Here are some hints to prove this theorem:
1) Determine the invertibles of $A$ (easy).
2) For any $x$ in $K$, show that the set of functions of $A$ vanishing in $x$ is a maximal ideal of $A$ (easy).
3) Conversely, let $I$ be a maximal ideal of $A$. Suppose by contradiction that for any $x$ in $K$, you can find a function $f_x$ in $A$ which does not vanish at $x$. By continuity, there is a neighborhood $U_x$ of $x$ such that $f_x$ does not vanish on $U_x$.
4) Using compactness, construct a function of $A$ that vanishes nowhere and conclude (clever).

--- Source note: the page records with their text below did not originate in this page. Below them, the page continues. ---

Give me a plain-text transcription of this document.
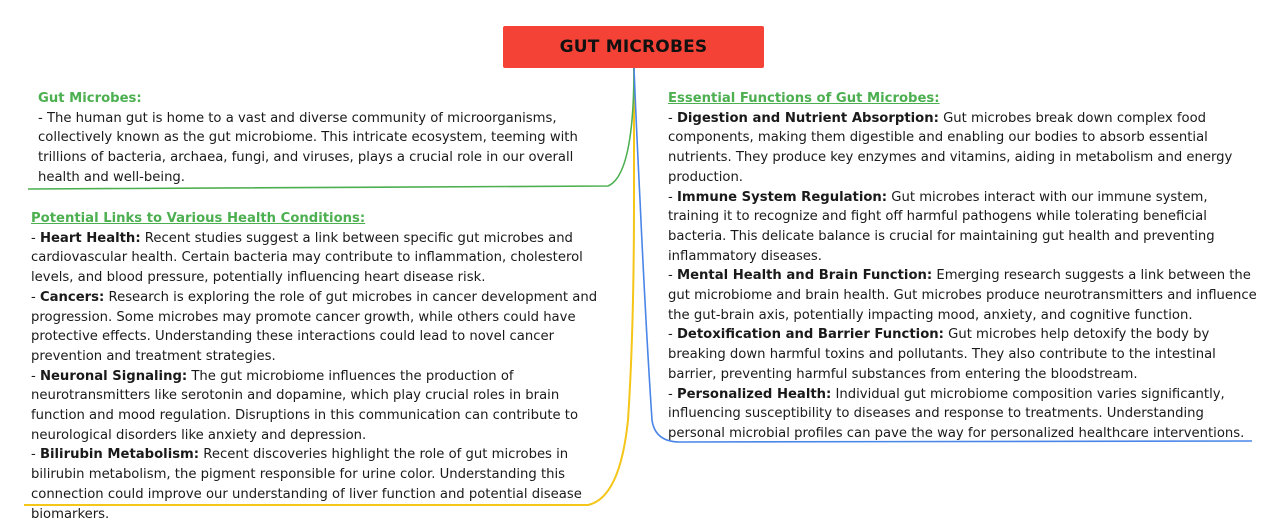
GUT MICROBES
Gut Microbes:
- The human gut is home to a vast and diverse community of microorganisms, collectively known as the gut microbiome. This intricate ecosystem, teeming with trillions of bacteria, archaea, fungi, and viruses, plays a crucial role in our overall health and well-being.
Potential Links to Various Health Conditions:
- Heart Health: Recent studies suggest a link between specific gut microbes and cardiovascular health. Certain bacteria may contribute to inflammation, cholesterol levels, and blood pressure, potentially influencing heart disease risk.
- Cancers: Research is exploring the role of gut microbes in cancer development and progression. Some microbes may promote cancer growth, while others could have protective effects. Understanding these interactions could lead to novel cancer prevention and treatment strategies.
- Neuronal Signaling: The gut microbiome influences the production of neurotransmitters like serotonin and dopamine, which play crucial roles in brain function and mood regulation. Disruptions in this communication can contribute to neurological disorders like anxiety and depression.
- Bilirubin Metabolism: Recent discoveries highlight the role of gut microbes in bilirubin metabolism, the pigment responsible for urine color. Understanding this connection could improve our understanding of liver function and potential disease biomarkers.
Essential Functions of Gut Microbes:
- Digestion and Nutrient Absorption: Gut microbes break down complex food components, making them digestible and enabling our bodies to absorb essential nutrients. They produce key enzymes and vitamins, aiding in metabolism and energy production.
- Immune System Regulation: Gut microbes interact with our immune system, training it to recognize and fight off harmful pathogens while tolerating beneficial bacteria. This delicate balance is crucial for maintaining gut health and preventing inflammatory diseases.
- Mental Health and Brain Function: Emerging research suggests a link between the gut microbiome and brain health. Gut microbes produce neurotransmitters and influence the gut-brain axis, potentially impacting mood, anxiety, and cognitive function.
- Detoxification and Barrier Function: Gut microbes help detoxify the body by breaking down harmful toxins and pollutants. They also contribute to the intestinal barrier, preventing harmful substances from entering the bloodstream.
- Personalized Health: Individual gut microbiome composition varies significantly, influencing susceptibility to diseases and response to treatments. Understanding personal microbial profiles can pave the way for personalized healthcare interventions.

Hint: in the real numbers, a sum $\sum \lambda_i^2$ vanishes if, and only if, all $\lambda_i$ vanish.
Remark: adapt the proof, for functions with values in $\mathbb{C}$.

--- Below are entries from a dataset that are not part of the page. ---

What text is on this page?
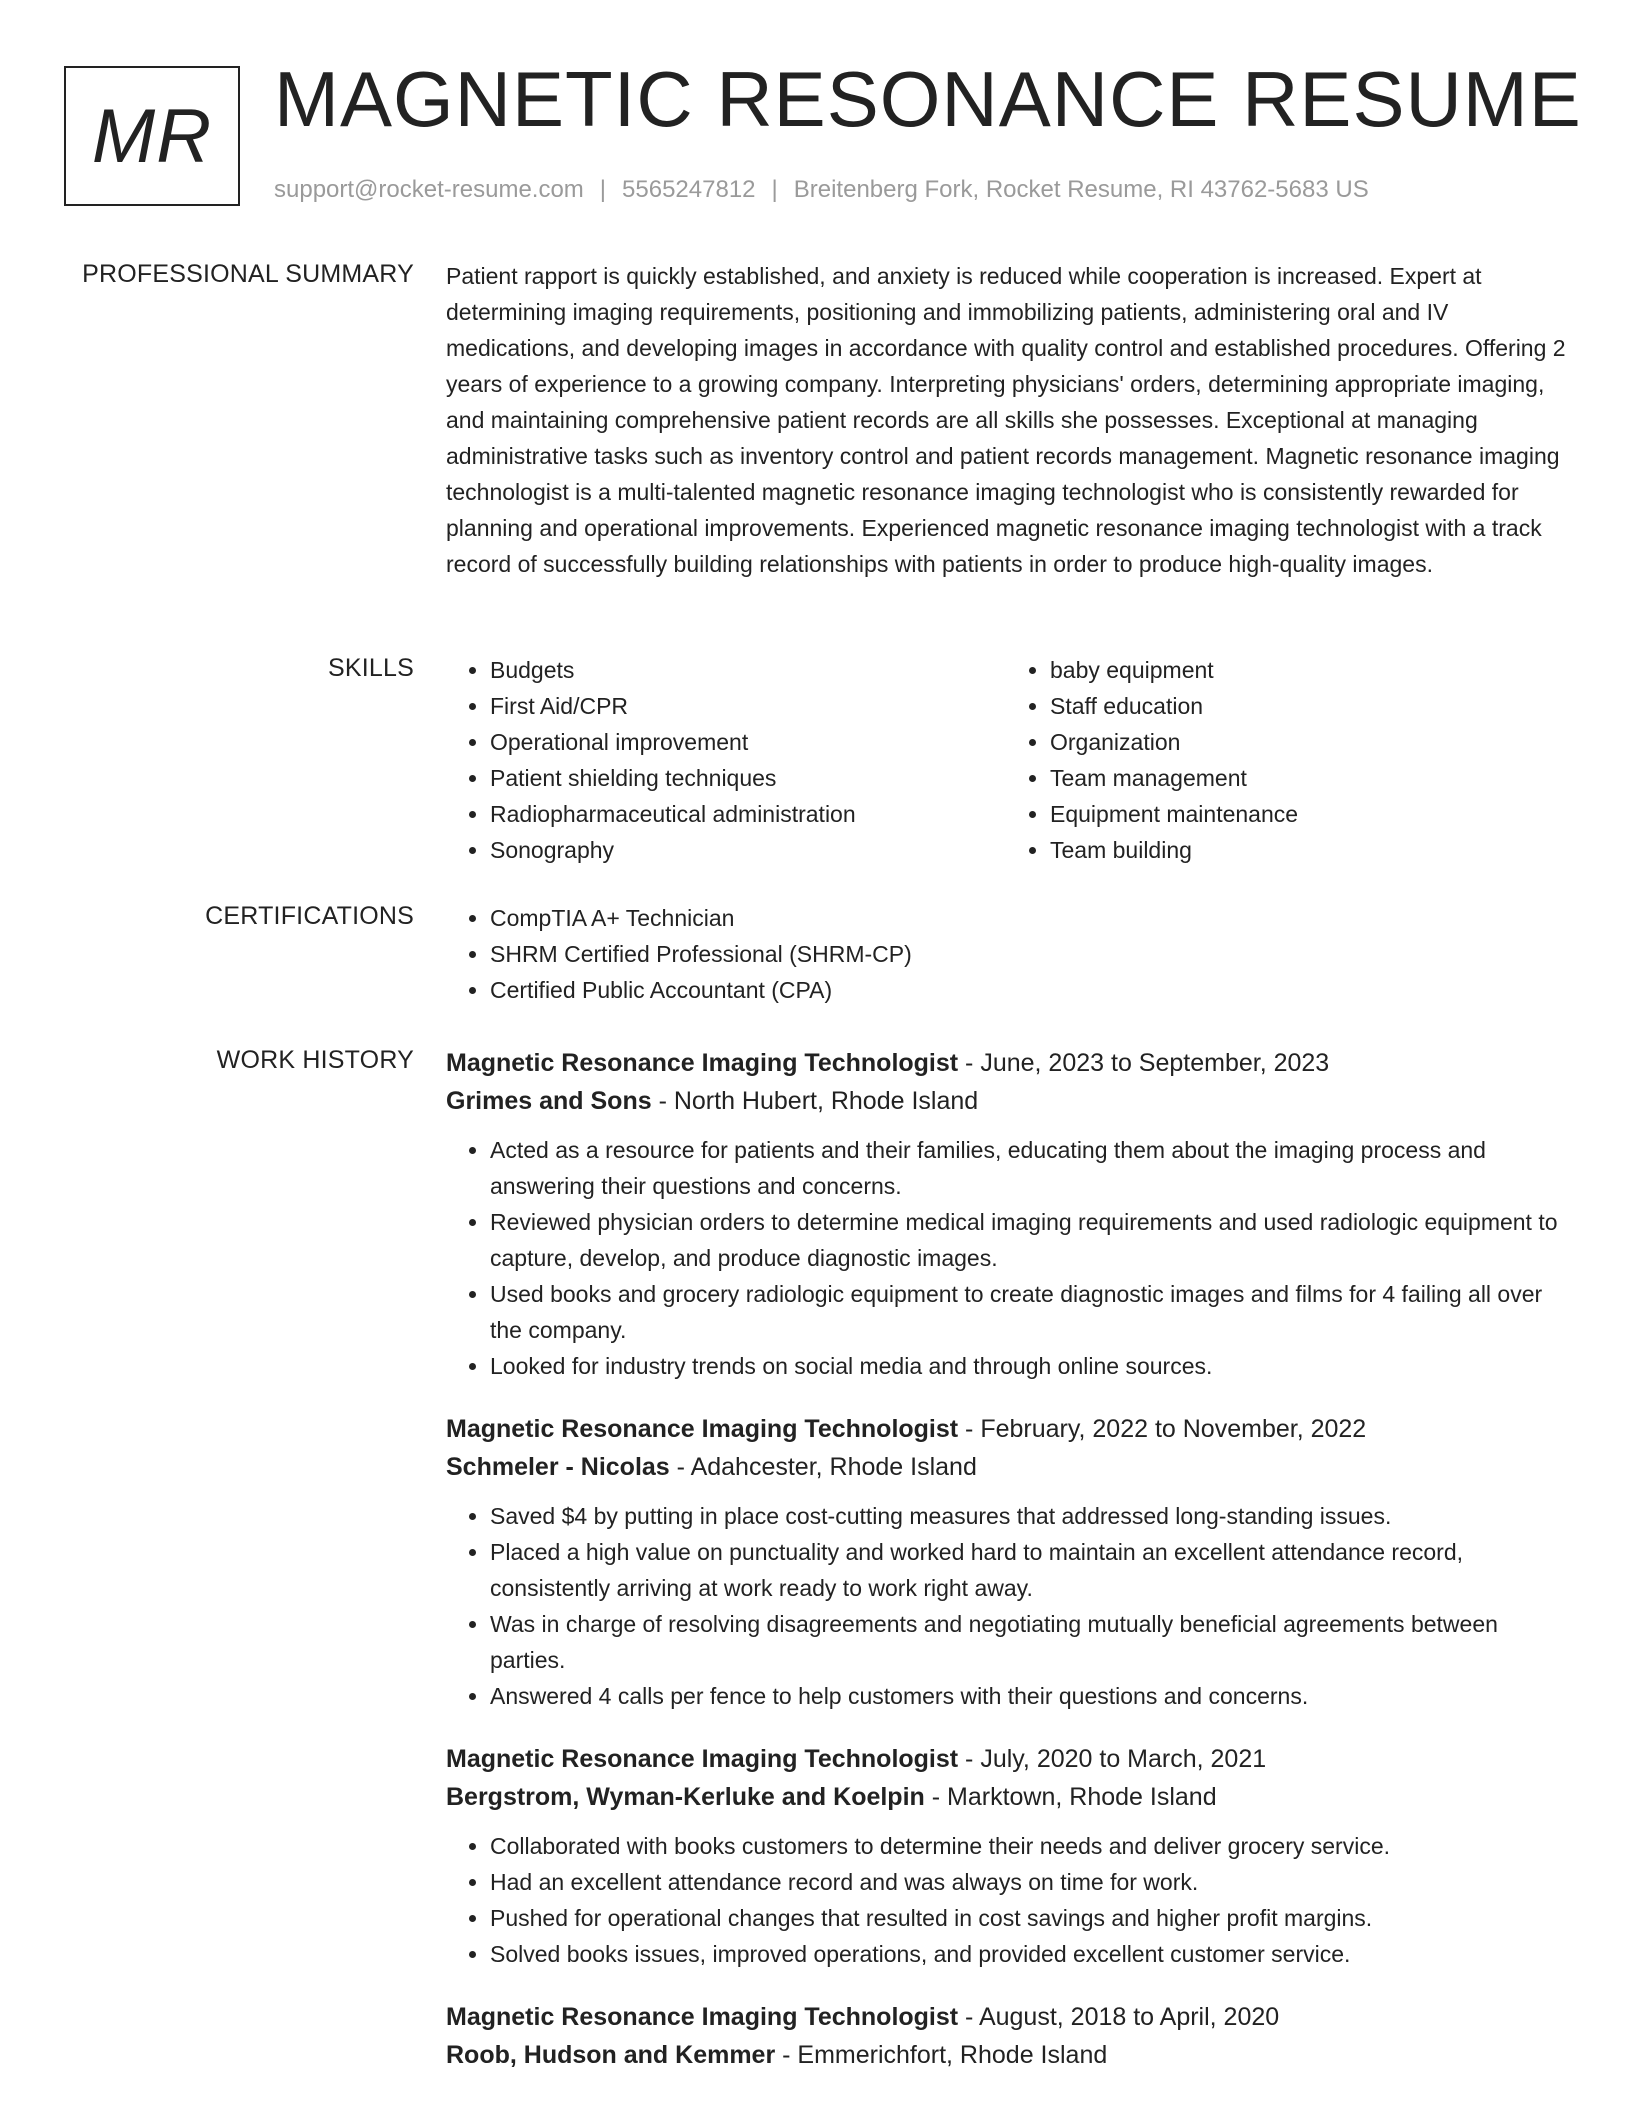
MR MAGNETIC RESONANCE RESUME
support@rocket-resume.com | 5565247812 | Breitenberg Fork, Rocket Resume, RI 43762-5683 US
PROFESSIONAL SUMMARY Patient rapport is quickly established, and anxiety is reduced while cooperation is increased. Expert at determining imaging requirements, positioning and immobilizing patients, administering oral and IV medications, and developing images in accordance with quality control and established procedures. Offering 2 years of experience to a growing company. Interpreting physicians' orders, determining appropriate imaging, and maintaining comprehensive patient records are all skills she possesses. Exceptional at managing administrative tasks such as inventory control and patient records management. Magnetic resonance imaging technologist is a multi-talented magnetic resonance imaging technologist who is consistently rewarded for planning and operational improvements. Experienced magnetic resonance imaging technologist with a track record of successfully building relationships with patients in order to produce high-quality images.
SKILLS	• Budgets
• First Aid/CPR
• Operational improvement
• Patient shielding techniques
• Radiopharmaceutical administration
• Sonography
• baby equipment
• Staff education
• Organization
• Team management
• Equipment maintenance
• Team building
CERTIFICATIONS	• CompTIA A+ Technician
• SHRM Certified Professional (SHRM-CP)
• Certified Public Accountant (CPA)
WORK HISTORY Magnetic Resonance Imaging Technologist - June, 2023 to September, 2023
Grimes and Sons - North Hubert, Rhode Island
• Acted as a resource for patients and their families, educating them about the imaging process and answering their questions and concerns.
• Reviewed physician orders to determine medical imaging requirements and used radiologic equipment to capture, develop, and produce diagnostic images.
• Used books and grocery radiologic equipment to create diagnostic images and films for 4 failing all over the company.
• Looked for industry trends on social media and through online sources.
Magnetic Resonance Imaging Technologist - February, 2022 to November, 2022
Schmeler - Nicolas - Adahcester, Rhode Island
• Saved $4 by putting in place cost-cutting measures that addressed long-standing issues.
• Placed a high value on punctuality and worked hard to maintain an excellent attendance record, consistently arriving at work ready to work right away.
• Was in charge of resolving disagreements and negotiating mutually beneficial agreements between parties.
• Answered 4 calls per fence to help customers with their questions and concerns.
Magnetic Resonance Imaging Technologist - July, 2020 to March, 2021
Bergstrom, Wyman-Kerluke and Koelpin - Marktown, Rhode Island
• Collaborated with books customers to determine their needs and deliver grocery service.
• Had an excellent attendance record and was always on time for work.
• Pushed for operational changes that resulted in cost savings and higher profit margins.
• Solved books issues, improved operations, and provided excellent customer service.
Magnetic Resonance Imaging Technologist - August, 2018 to April, 2020
Roob, Hudson and Kemmer - Emmerichfort, Rhode Island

Edit: concerning the question of primality of ideals of functions vanishing at more than one point, you can prove this as follows:
Let $I_C$ be the set of functions of $A$ vanishing one some closed set $C$ of $[0,1]$. Write $C = X \cup Y$ where $X$ and $Y$ are closed proper subsets of $[0,1]$ in $C$ (this is always possible if $C$ has at least two points x < y: take for $X$ the set of points $t \in A$ with $t \leq \frac{x+y}{2}$ and for $Y$ the set of points $t \in A$ with $t \geq \frac{x+y}{2}$).
Let $f$ and $g$ be functions in $A$ vanishing exactly on $X$ and $Y$. For instance, you can take the distance functions to $X$ and $Y$. Then $f.g$ is in $I_C$ but neither $f$ nor $g$ are in $I_C$.

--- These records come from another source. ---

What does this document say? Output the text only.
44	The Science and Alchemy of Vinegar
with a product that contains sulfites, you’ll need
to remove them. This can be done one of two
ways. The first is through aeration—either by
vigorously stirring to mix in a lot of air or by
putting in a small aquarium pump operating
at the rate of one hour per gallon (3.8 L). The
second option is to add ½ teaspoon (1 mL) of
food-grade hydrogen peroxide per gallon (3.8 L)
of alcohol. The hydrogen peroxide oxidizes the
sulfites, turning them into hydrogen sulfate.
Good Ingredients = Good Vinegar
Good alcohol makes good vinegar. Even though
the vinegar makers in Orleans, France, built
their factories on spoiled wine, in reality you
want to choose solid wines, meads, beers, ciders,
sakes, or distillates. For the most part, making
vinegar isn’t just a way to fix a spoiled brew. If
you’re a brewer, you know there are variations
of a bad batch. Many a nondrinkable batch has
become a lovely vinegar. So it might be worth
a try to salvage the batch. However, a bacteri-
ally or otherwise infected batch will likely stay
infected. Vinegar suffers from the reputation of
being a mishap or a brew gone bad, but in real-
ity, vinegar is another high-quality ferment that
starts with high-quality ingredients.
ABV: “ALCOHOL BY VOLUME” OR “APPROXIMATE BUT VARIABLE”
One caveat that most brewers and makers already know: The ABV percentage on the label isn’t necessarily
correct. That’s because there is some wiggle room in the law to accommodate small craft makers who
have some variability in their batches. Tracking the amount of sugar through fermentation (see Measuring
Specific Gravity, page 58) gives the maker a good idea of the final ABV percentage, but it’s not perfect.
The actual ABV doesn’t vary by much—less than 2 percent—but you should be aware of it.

This can certainly be generalized for a more general topological space, but maybe the compactness condition is not sufficient.
The hint has so much implicit quantifiers, explicit them and everything becomes clear :
Assume for contradiction that the morphism $\phi : R \mapsto \mathbb{R}$ is not of ,the form $\phi_t$, ie $\boxed{\forall t \in [0;1], \, \phi \neq \phi_t}$.
For each $t \in [0;1]$, since $g_t(t)\neq 0$, there's an open neighborhood $V_t$ of $t$ such that $\forall x \in V_t, \, g_t(x)\neq 0$.
$\{V_t\}_{t \in [0;1]}$ forms an open cover of the compact set $[0;1]$, hence there is a finite subset, say $\{t_1;\dots;t_n\}$, of the index set $[0;1]$ such that $\{V_{t_1};\dots;V_{t_n}\}$ covers $[0;1]$.
Now take $g(x) := \sum_{i=1}^n g_{t_i}(x)$, etc.
Best Answer
An easy thing to prove about $C[0,1]$ (which I am using to denote the ring of continuous functions you define) is that the only idempotents are $0$ and $1$, and therefore it cannot be the product of even two nonzero rings.
As for the Chinese remainder theorem, a proof will usually go about showing that the individual coordinates (like $\{(a,0,0,0...)\mid a\in R\}$ and $\{(0,a,0,0,0...)\mid a\in R\}$ and so on) can be mapped onto, and therefore their finite sums can be mapped onto. When the index set is finite, that is the entire image, but when the index set is infinite, it is no longer the case, so the proof breaks down.